Crossing Things Off the List
This afternoon, we’re leaving for vacation. It's been on the calendar for three months, and ever since, I’ve been keeping mental lists of things to do before we go. Some are in the notes app on my phone, others scribbled on paper, but regardless of where they “live,” they’re all on a loop in my mind. This isn’t just about vacation prep, either; there’s always a list of things I want to accomplish—things to do, things to be, things to become—playing on repeat in my head.
The to-do list is never quite finished, and for me, it's a source of constant pressure. Clean the garage, organize closets, cut the grass, pick up the walnuts. And that's just personal stuff. We haven’t even touched on work and business items.
One key to my sanity is my weekly food prep. I’m a creature of habit with meals, and prepping ahead keeps my blood sugar steady and reduces decision fatigue. Usually, Sundays are reserved for this ritual. But the Sunday before we leave, my husband, Glenn, and I planned a day together instead.
Though we live and work together, we’re like ships in the night sometimes. I’m an early riser; Glenn’s more of a 7:30 a.m. person. I turn in early, while he’s usually up until 9 p.m. We see each other at work but often go about our own routines. Our weekends are no different—he spends Saturdays at the office, and Sundays he’s often at church or visiting one of his grandchildren. Most of the time, this is fine with me. I have yard work, house chores, writing, and food prep to keep me busy, and I love my alone time. But we both knew we needed more time just being together, so we planned a day right before our trip. We hadn’t nailed down the details yet—maybe a hike and a meal somewhere new—but as our departure drew closer, spending all day Sunday out together added pressure to my mounting list.
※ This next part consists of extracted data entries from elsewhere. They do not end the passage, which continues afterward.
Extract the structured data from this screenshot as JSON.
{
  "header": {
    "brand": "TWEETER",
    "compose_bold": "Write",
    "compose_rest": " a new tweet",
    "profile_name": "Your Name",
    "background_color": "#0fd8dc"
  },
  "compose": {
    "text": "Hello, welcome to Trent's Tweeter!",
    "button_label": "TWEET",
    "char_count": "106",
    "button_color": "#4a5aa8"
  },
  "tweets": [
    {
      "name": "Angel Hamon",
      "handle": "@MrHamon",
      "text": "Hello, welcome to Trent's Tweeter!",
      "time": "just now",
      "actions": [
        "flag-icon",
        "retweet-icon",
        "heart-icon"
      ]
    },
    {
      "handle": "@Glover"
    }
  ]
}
So, what exactly was on my plate? Making sure we had enough dog food, charging the dog collars, writing detailed instructions for the dog sitter, and even inviting her over on Sunday to go over the whole routine—from feeding to ensuring one dog’s crate was securely latched so he wouldn’t escape or injure himself trying. I also had an appointment to look at a vehicle for my daughter and had to set up bedding for the dog/housesitter. And since our sitter is 17, I thought it best to tuck away anything fragile. Then there was my own food to prep, plus packing a few comforts for a friend who’d be driving while we fly. It may or may not sound like a lot, but the internal pressure was building.
As an action-oriented person, I can write lists, but these things still accumulate in my psyche. By Saturday, I was out of sorts, feeling the weight of that endless to-do list. I wanted to keep our plan to spend time together, though, so once I explained my stress to Glenn, he suggested a simpler approach. Instead of going out, we’d stay in, talk, and maybe check off a few tasks together—even if that meant him just keeping me company while I cooked. This might sound mundane to some couples, but for us, it felt refreshing. It was exactly what I needed—for both myself and our relationship.
Right away, I felt better, just knowing I’d start crossing things off. This simple act relieved so much internal pressure. It reminded me of an article I read a few years back. Though I couldn’t find it again, it explained how tackling lingering to-dos can benefit both mental and physical health.
"Yes, research shows that checking things off your to-do list can improve both mental and physical well-being. When tasks linger in your mind, they can cause stress, impacting not only your mood but also your heart health. Completing these tasks provides a sense of accomplishment, reduces anxiety, and can even lower the risk of heart disease by alleviating stress. Small steps like setting manageable goals and actively working through them are effective ways to boost mental health and reduce the physical burden of ongoing stress.” (www.heart.org)
It’s that same feeling when you’ve got a packed weekend ahead—part excitement, part dread—then you get that text, “Sorry, we have to cancel,” and suddenly, you relax, take a deep breath. I’d bet that’s good for your health too—spare time!